Novak Djokovic is without question one of the greatest tennis players of our generation. Nevertheless, he is often branded as a villain of the sport due to his racket-smashing shenanigans and his willingness to challenge the level-headed, gentlemanly mold of a tennis player with his intense competitiveness. But the villain might now be the hero in a greater cause after his stand against the Australian government.
Ahead of the Australian Open, the first leg of the tennis Grand Slam that is set to be held in January, Australian Minister for Immigration Alex Hawke said that anyone wishing to enter the country, not just tennis players, must be “double vaccinated” to cross their border.

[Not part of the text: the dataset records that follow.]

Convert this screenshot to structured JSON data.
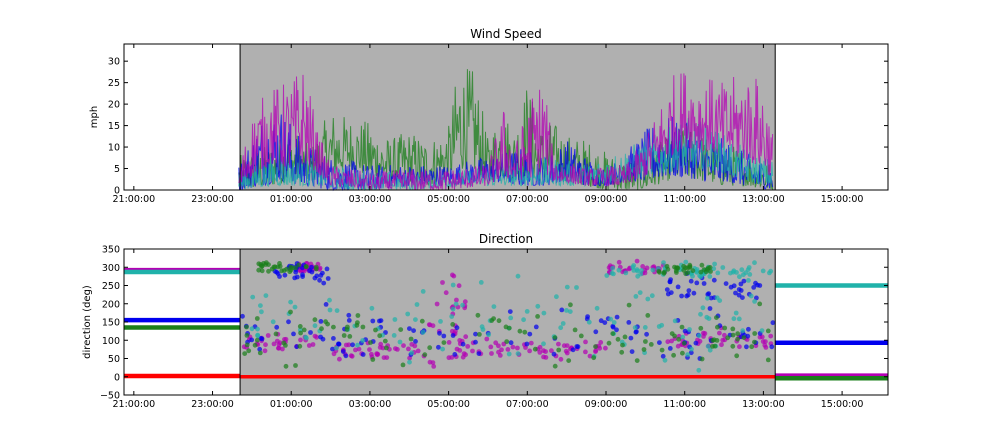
{
  "colors": {
    "shade": "#b0b0b0",
    "red": "#ff0000",
    "green": "#1a7f1a",
    "blue": "#0000ee",
    "cyan": "#20b2aa",
    "magenta": "#b400b4"
  },
  "chart_data": [
    {
      "type": "line",
      "title": "Wind Speed",
      "xlabel": "",
      "ylabel": "mph",
      "xlim": [
        "20:45:00",
        "16:10:00 (next day)"
      ],
      "ylim": [
        0,
        34
      ],
      "x_tick_labels": [
        "21:00:00",
        "23:00:00",
        "01:00:00",
        "03:00:00",
        "05:00:00",
        "07:00:00",
        "09:00:00",
        "11:00:00",
        "13:00:00",
        "15:00:00"
      ],
      "y_tick_labels": [
        "0",
        "5",
        "10",
        "15",
        "20",
        "25",
        "30"
      ],
      "shaded_region": [
        "23:42:00",
        "13:18:00 (next day)"
      ],
      "grid": false,
      "series": [
        {
          "color": "green",
          "envelope": [
            [
              "23:40",
              0,
              8
            ],
            [
              "00:30",
              1,
              11
            ],
            [
              "01:00",
              2,
              15
            ],
            [
              "01:30",
              2,
              10
            ],
            [
              "02:00",
              3,
              19
            ],
            [
              "02:30",
              5,
              17
            ],
            [
              "03:00",
              3,
              16
            ],
            [
              "03:30",
              2,
              12
            ],
            [
              "04:00",
              2,
              14
            ],
            [
              "04:30",
              1,
              12
            ],
            [
              "05:00",
              3,
              15
            ],
            [
              "05:15",
              5,
              30
            ],
            [
              "05:40",
              4,
              28
            ],
            [
              "06:00",
              2,
              12
            ],
            [
              "06:20",
              3,
              20
            ],
            [
              "06:40",
              2,
              15
            ],
            [
              "07:00",
              3,
              26
            ],
            [
              "07:20",
              2,
              15
            ],
            [
              "07:40",
              3,
              16
            ],
            [
              "08:00",
              2,
              13
            ],
            [
              "08:30",
              1,
              12
            ],
            [
              "09:00",
              0,
              9
            ],
            [
              "09:30",
              0,
              7
            ],
            [
              "10:00",
              0,
              9
            ],
            [
              "10:30",
              2,
              12
            ],
            [
              "11:00",
              3,
              16
            ],
            [
              "11:30",
              2,
              13
            ],
            [
              "12:00",
              1,
              11
            ],
            [
              "12:30",
              1,
              10
            ],
            [
              "13:15",
              0,
              6
            ]
          ]
        },
        {
          "color": "blue",
          "envelope": [
            [
              "23:40",
              0,
              6
            ],
            [
              "00:15",
              1,
              18
            ],
            [
              "00:45",
              2,
              20
            ],
            [
              "01:15",
              1,
              12
            ],
            [
              "02:00",
              0,
              8
            ],
            [
              "03:00",
              0,
              6
            ],
            [
              "04:00",
              1,
              6
            ],
            [
              "05:00",
              1,
              6
            ],
            [
              "06:00",
              2,
              8
            ],
            [
              "06:50",
              1,
              10
            ],
            [
              "07:30",
              1,
              8
            ],
            [
              "08:00",
              2,
              12
            ],
            [
              "08:30",
              1,
              8
            ],
            [
              "09:00",
              1,
              5
            ],
            [
              "09:30",
              2,
              9
            ],
            [
              "10:00",
              2,
              14
            ],
            [
              "10:30",
              3,
              18
            ],
            [
              "11:00",
              3,
              16
            ],
            [
              "11:30",
              2,
              13
            ],
            [
              "12:00",
              2,
              12
            ],
            [
              "12:30",
              1,
              9
            ],
            [
              "13:15",
              0,
              6
            ]
          ]
        },
        {
          "color": "cyan",
          "envelope": [
            [
              "23:40",
              0,
              4
            ],
            [
              "00:30",
              1,
              8
            ],
            [
              "01:30",
              1,
              7
            ],
            [
              "02:30",
              0,
              5
            ],
            [
              "04:00",
              0,
              4
            ],
            [
              "05:30",
              1,
              5
            ],
            [
              "06:30",
              1,
              6
            ],
            [
              "07:30",
              1,
              8
            ],
            [
              "08:30",
              1,
              6
            ],
            [
              "09:30",
              2,
              10
            ],
            [
              "10:30",
              4,
              14
            ],
            [
              "11:00",
              5,
              17
            ],
            [
              "11:30",
              5,
              16
            ],
            [
              "12:00",
              4,
              13
            ],
            [
              "12:30",
              2,
              10
            ],
            [
              "13:15",
              1,
              7
            ]
          ]
        },
        {
          "color": "magenta",
          "envelope": [
            [
              "23:40",
              0,
              6
            ],
            [
              "00:05",
              4,
              20
            ],
            [
              "00:30",
              6,
              24
            ],
            [
              "01:00",
              5,
              26
            ],
            [
              "01:20",
              6,
              30
            ],
            [
              "01:40",
              4,
              14
            ],
            [
              "02:00",
              1,
              6
            ],
            [
              "03:00",
              0,
              4
            ],
            [
              "04:00",
              0,
              5
            ],
            [
              "05:00",
              0,
              5
            ],
            [
              "06:00",
              1,
              6
            ],
            [
              "06:25",
              3,
              20
            ],
            [
              "06:40",
              2,
              10
            ],
            [
              "07:10",
              3,
              24
            ],
            [
              "07:25",
              4,
              28
            ],
            [
              "07:40",
              2,
              8
            ],
            [
              "08:30",
              1,
              5
            ],
            [
              "09:30",
              1,
              6
            ],
            [
              "10:00",
              3,
              12
            ],
            [
              "10:40",
              8,
              27
            ],
            [
              "11:00",
              10,
              29
            ],
            [
              "11:30",
              9,
              27
            ],
            [
              "12:00",
              8,
              25
            ],
            [
              "12:30",
              7,
              28
            ],
            [
              "13:00",
              5,
              26
            ],
            [
              "13:15",
              2,
              14
            ]
          ]
        }
      ]
    },
    {
      "type": "scatter",
      "title": "Direction",
      "xlabel": "",
      "ylabel": "direction (deg)",
      "xlim": [
        "20:45:00",
        "16:10:00 (next day)"
      ],
      "ylim": [
        -50,
        350
      ],
      "x_tick_labels": [
        "21:00:00",
        "23:00:00",
        "01:00:00",
        "03:00:00",
        "05:00:00",
        "07:00:00",
        "09:00:00",
        "11:00:00",
        "13:00:00",
        "15:00:00"
      ],
      "y_tick_labels": [
        "−50",
        "0",
        "50",
        "100",
        "150",
        "200",
        "250",
        "300",
        "350"
      ],
      "shaded_region": [
        "23:42:00",
        "13:18:00 (next day)"
      ],
      "grid": false,
      "constant_segments": [
        {
          "color": "magenta",
          "x": [
            "20:45",
            "23:42"
          ],
          "y": 292
        },
        {
          "color": "cyan",
          "x": [
            "20:45",
            "23:42"
          ],
          "y": 287
        },
        {
          "color": "blue",
          "x": [
            "20:45",
            "23:42"
          ],
          "y": 155
        },
        {
          "color": "green",
          "x": [
            "20:45",
            "23:42"
          ],
          "y": 135
        },
        {
          "color": "red",
          "x": [
            "20:45",
            "23:42"
          ],
          "y": 2
        },
        {
          "color": "cyan",
          "x": [
            "13:18",
            "16:10"
          ],
          "y": 250
        },
        {
          "color": "blue",
          "x": [
            "13:18",
            "16:10"
          ],
          "y": 93
        },
        {
          "color": "magenta",
          "x": [
            "13:18",
            "16:10"
          ],
          "y": 3
        },
        {
          "color": "green",
          "x": [
            "13:18",
            "16:10"
          ],
          "y": -4
        },
        {
          "color": "red",
          "x": [
            "23:42",
            "13:18"
          ],
          "y": 0
        }
      ],
      "point_clusters": [
        {
          "color": "magenta",
          "x": [
            "23:45",
            "01:45"
          ],
          "y_center": 95,
          "y_spread": 40
        },
        {
          "color": "magenta",
          "x": [
            "02:00",
            "04:30"
          ],
          "y_center": 70,
          "y_spread": 35
        },
        {
          "color": "magenta",
          "x": [
            "05:00",
            "09:00"
          ],
          "y_center": 75,
          "y_spread": 40
        },
        {
          "color": "magenta",
          "x": [
            "09:00",
            "10:30"
          ],
          "y_center": 295,
          "y_spread": 25
        },
        {
          "color": "magenta",
          "x": [
            "10:30",
            "13:15"
          ],
          "y_center": 100,
          "y_spread": 40
        },
        {
          "color": "magenta",
          "x": [
            "01:10",
            "01:45"
          ],
          "y_center": 300,
          "y_spread": 20
        },
        {
          "color": "magenta",
          "x": [
            "04:30",
            "05:30"
          ],
          "y_center": 150,
          "y_spread": 170
        },
        {
          "color": "blue",
          "x": [
            "23:45",
            "13:15"
          ],
          "y_center": 120,
          "y_spread": 110
        },
        {
          "color": "blue",
          "x": [
            "00:30",
            "02:00"
          ],
          "y_center": 285,
          "y_spread": 40
        },
        {
          "color": "blue",
          "x": [
            "10:30",
            "13:00"
          ],
          "y_center": 240,
          "y_spread": 60
        },
        {
          "color": "cyan",
          "x": [
            "23:45",
            "13:15"
          ],
          "y_center": 150,
          "y_spread": 170
        },
        {
          "color": "cyan",
          "x": [
            "09:00",
            "13:15"
          ],
          "y_center": 290,
          "y_spread": 30
        },
        {
          "color": "green",
          "x": [
            "00:10",
            "01:40"
          ],
          "y_center": 300,
          "y_spread": 25
        },
        {
          "color": "green",
          "x": [
            "10:20",
            "11:40"
          ],
          "y_center": 295,
          "y_spread": 20
        },
        {
          "color": "green",
          "x": [
            "23:45",
            "13:15"
          ],
          "y_center": 110,
          "y_spread": 110
        }
      ]
    }
  ]
}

Djokovic fired back at the command with the same force as one of his serves, telling local Serbian media that:
I will not reveal my status whether I have been vaccinated or not, it is a private matter and an inappropriate inquiry … People go too far these days in taking the liberty to ask questions and judge a person. Whatever you say -- ‘Yes, no, maybe, I am thinking about it,’ they will take advantage.
It appears that Djokovic having a spine and standing up to the bullies in the Australian government paid off. Yesterday, Tennis Australia, the governing body for Tennis in the country, announced that unvaccinated players will be allowed to participate in the tournament as long as they undergo a two-week quarantine period beforehand (this course of action goes against their original plan to have all tennis players vaccinated).
Djokovic’s convicted stance against tyranny is without a doubt a major victory for unvaccinated players and it is what likely forced Tennis Australia to change course (after all, how could they afford to forgo the millions they would lose in revenue if Djokovic refused to join the tournament?). But it also speaks to a more important lesson about just how easy it can be stand up to bullies and tyrants.
All Djokovic said was he wouldn’t disclose his vaccination status, even after the Australian government tried to intimidate and threaten him. After the Serbian tennis star stayed true to his conviction, the tyrants backed down and changed their stance on the situation.
It only takes courage, even in the face of fear, to turn the tide of a crisis of freedom. We’ve seen it in tennis, and hopefully we’ll see it elsewhere too.